Tord Lien, the Norwegian energy minister, said: "The Barents Sea offers great, new opportunities. The industry’s interest in new acreage shows that the Norwegian continental shelf remains attractive.

"The potential is huge. If the companies are successful in their exploration, northern Norway will enter a new era.”

The results show that large oil companies are still interested in exploring in new areas, despite the collapse in the oil price since 2014. Oil hit a low earlier this year of $28 a barrel, down from $115 two years ago.
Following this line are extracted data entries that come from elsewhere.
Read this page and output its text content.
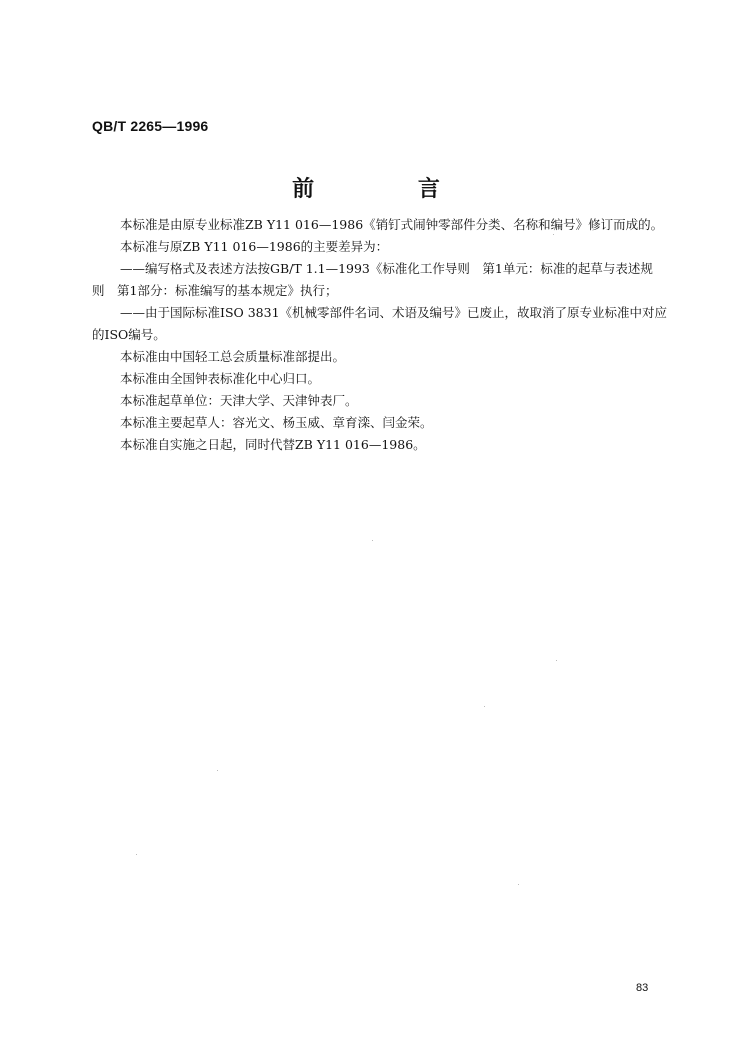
QB/T 2265—1996
前 言

本标准是由原专业标准ZB Y11 016—1986《销钉式闹钟零部件分类、名称和编号》修订而成的。

本标准与原ZB Y11 016—1986的主要差异为：

——编写格式及表述方法按GB/T 1.1—1993《标准化工作导则　第1单元：标准的起草与表述规

则　第1部分：标准编写的基本规定》执行；

——由于国际标准ISO 3831《机械零部件名词、术语及编号》已废止，故取消了原专业标准中对应

的ISO编号。

本标准由中国轻工总会质量标准部提出。

本标准由全国钟表标准化中心归口。

本标准起草单位：天津大学、天津钟表厂。

本标准主要起草人：容光文、杨玉威、章育滦、闫金荣。

本标准自实施之日起，同时代替ZB Y11 016—1986。

83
But in recent months prices have recovered slightly, with a barrel of Brent crude now trading around $50.

The North Sea is one of the oldest oil basins in the world, with oil output from Norway having fallen by half since 2000. But in recent years there have been more discoveries in the Norwegian part of the sea — including Johan Sverdrup — than in the British portion.

The latest push for exploration rights suggests that even though many companies have had to make heavy writedowns on their existing assets, they are still looking for new sources of revenue.

Victoria McCulloch, an analyst at RBC Capital Markets, said: "The big prizes in Norwegian oil are still in the Barents Sea — it is very under-explored.

But the move has also been controversial with environmental campaigners, who point out that Norway was one of five Nordic countries which recently agreed with the US to re-evaluate its drilling programme in the Arctic.

Truls Gulowsen, head of Greenpeace Norway, said: "New exploration licenses in the Barents Sea are in no way sustainable, either for the marine environment or the climate. Parliament should stop these licenses.”